I am getting to an age when remembering things sometimes isn't easy. I can remember vast amounts of trivia and I struggle to forget things that I don't want to remember, but when it comes to recalling important short term stuff, like appointments and what someone said to me 5 minutes ago, I am beginning to suffer lapses. As a result of this i thought I'd make an attempt at some sort of autobiography that I can record here. With virtually no-one to read it, it may seem like a trivial matter or a waste of time but if i write while i can still recall things, then maybe, if I live long enough to forget completely, I'll be able to read it through and relive some of the past experiences. I may not manage to keep it going but I will make an attempt and see how it goes.


I'll start with my mother, who was born in Canada at a place called Oromocto, somewhere near Fredirickton in New Brunswick. Her family moved out to Canada and bought a farm. Immigration was encouraged by the Canadian government, who wanted to increase the population and mortgages were made available to all and sundry in order to buy property.

The family was large and times were very hard. Canada has an unforgiving winter climate and living conditions were cramped and harsh so mother and her twin sister were not particularly welcome arrivals in an already overcrowded house. With five other children to care for the twins became a burden and their parents decided to ship them back to the UK to live with their Aunt and Uncle, a childless couple. Effectively they were given away at the age of four years and an elder sister escorted them back on board a ship.

They were brought up in a strict household and although well looked after, their parents were elsewhere. In Canada, the farm burned down one day and the insurance company refused to pay up on some very dubious technicality. As a result the whole family were homeless and penniless and were forced to return to the UK just as war was growing in Europe.

They rented a ramshackle house in the countryside, surrounded by a tiny woodland and called it Oromocto. And still there was no room for the twins. They stayed where they were and although they got to see their family from time to time, their lives remained separate. And so my mother and her sister grew up with their aunt and uncle, living through the war and the years of deprivation that followed from it.
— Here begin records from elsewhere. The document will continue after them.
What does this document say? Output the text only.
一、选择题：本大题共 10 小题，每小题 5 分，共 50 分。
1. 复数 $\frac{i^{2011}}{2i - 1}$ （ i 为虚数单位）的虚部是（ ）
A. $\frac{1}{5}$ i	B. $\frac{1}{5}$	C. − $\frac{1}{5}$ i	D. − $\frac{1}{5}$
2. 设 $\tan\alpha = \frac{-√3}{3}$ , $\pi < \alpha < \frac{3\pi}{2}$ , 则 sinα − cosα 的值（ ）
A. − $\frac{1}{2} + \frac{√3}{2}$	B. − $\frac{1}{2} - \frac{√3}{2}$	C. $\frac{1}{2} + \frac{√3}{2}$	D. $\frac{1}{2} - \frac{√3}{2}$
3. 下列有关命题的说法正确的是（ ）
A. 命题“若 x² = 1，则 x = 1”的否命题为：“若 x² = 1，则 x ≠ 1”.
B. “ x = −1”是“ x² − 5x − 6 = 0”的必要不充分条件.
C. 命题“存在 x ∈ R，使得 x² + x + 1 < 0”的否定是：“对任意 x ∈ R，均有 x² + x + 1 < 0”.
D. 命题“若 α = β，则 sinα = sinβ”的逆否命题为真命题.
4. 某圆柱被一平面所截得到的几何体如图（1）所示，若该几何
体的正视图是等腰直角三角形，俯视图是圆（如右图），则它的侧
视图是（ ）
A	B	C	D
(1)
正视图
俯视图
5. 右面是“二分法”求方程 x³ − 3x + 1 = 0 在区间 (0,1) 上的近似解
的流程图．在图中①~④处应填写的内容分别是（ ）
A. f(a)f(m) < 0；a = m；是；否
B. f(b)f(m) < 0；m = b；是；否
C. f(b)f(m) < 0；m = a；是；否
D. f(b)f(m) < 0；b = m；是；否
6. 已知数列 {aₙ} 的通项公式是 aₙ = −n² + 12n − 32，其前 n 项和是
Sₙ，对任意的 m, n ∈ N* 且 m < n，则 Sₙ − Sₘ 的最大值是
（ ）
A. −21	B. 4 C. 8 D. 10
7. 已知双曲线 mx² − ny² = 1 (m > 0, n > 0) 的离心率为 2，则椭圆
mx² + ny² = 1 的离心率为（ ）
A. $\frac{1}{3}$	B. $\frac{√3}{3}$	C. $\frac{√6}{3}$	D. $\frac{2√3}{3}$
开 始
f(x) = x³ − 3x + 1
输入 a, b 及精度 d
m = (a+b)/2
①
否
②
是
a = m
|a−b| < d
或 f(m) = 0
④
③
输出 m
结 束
When she was sixteen, mother met my father. He had been in India during the war and had succumbed to various illnesses as well as developing a huge chip on his shoulder about asian people in general. I know little of his past and little of him, though I suppose they must have loved each other at some stage. ( I am one of three.) She became pregnant pretty soon after the relationship began and she was only seventeen by the time that she gave birth. I guess that I was as unwanted as much as I was unexpected. I don't think I was ever forgiven for my untimely appearance in the world. I am pretty sure that they married before i was born, though there are many that have suggested otherwise in the past.

They couldn't live with the aunt and uncle and so they moved in with the rest of the family in the already crowded ramshackle hut in the woods. There, until I was 18 months or so, we stayed, and my earliest memories were formed. Memories of the smells of pine needles, of too many people, of sunshine and the big outdoors and being left alone.

1 comment:

Anonymous said...

What an adorable baby you were! And your mother looks very happy, in spite of the circumstances.
Keep writing, please. I want to know more.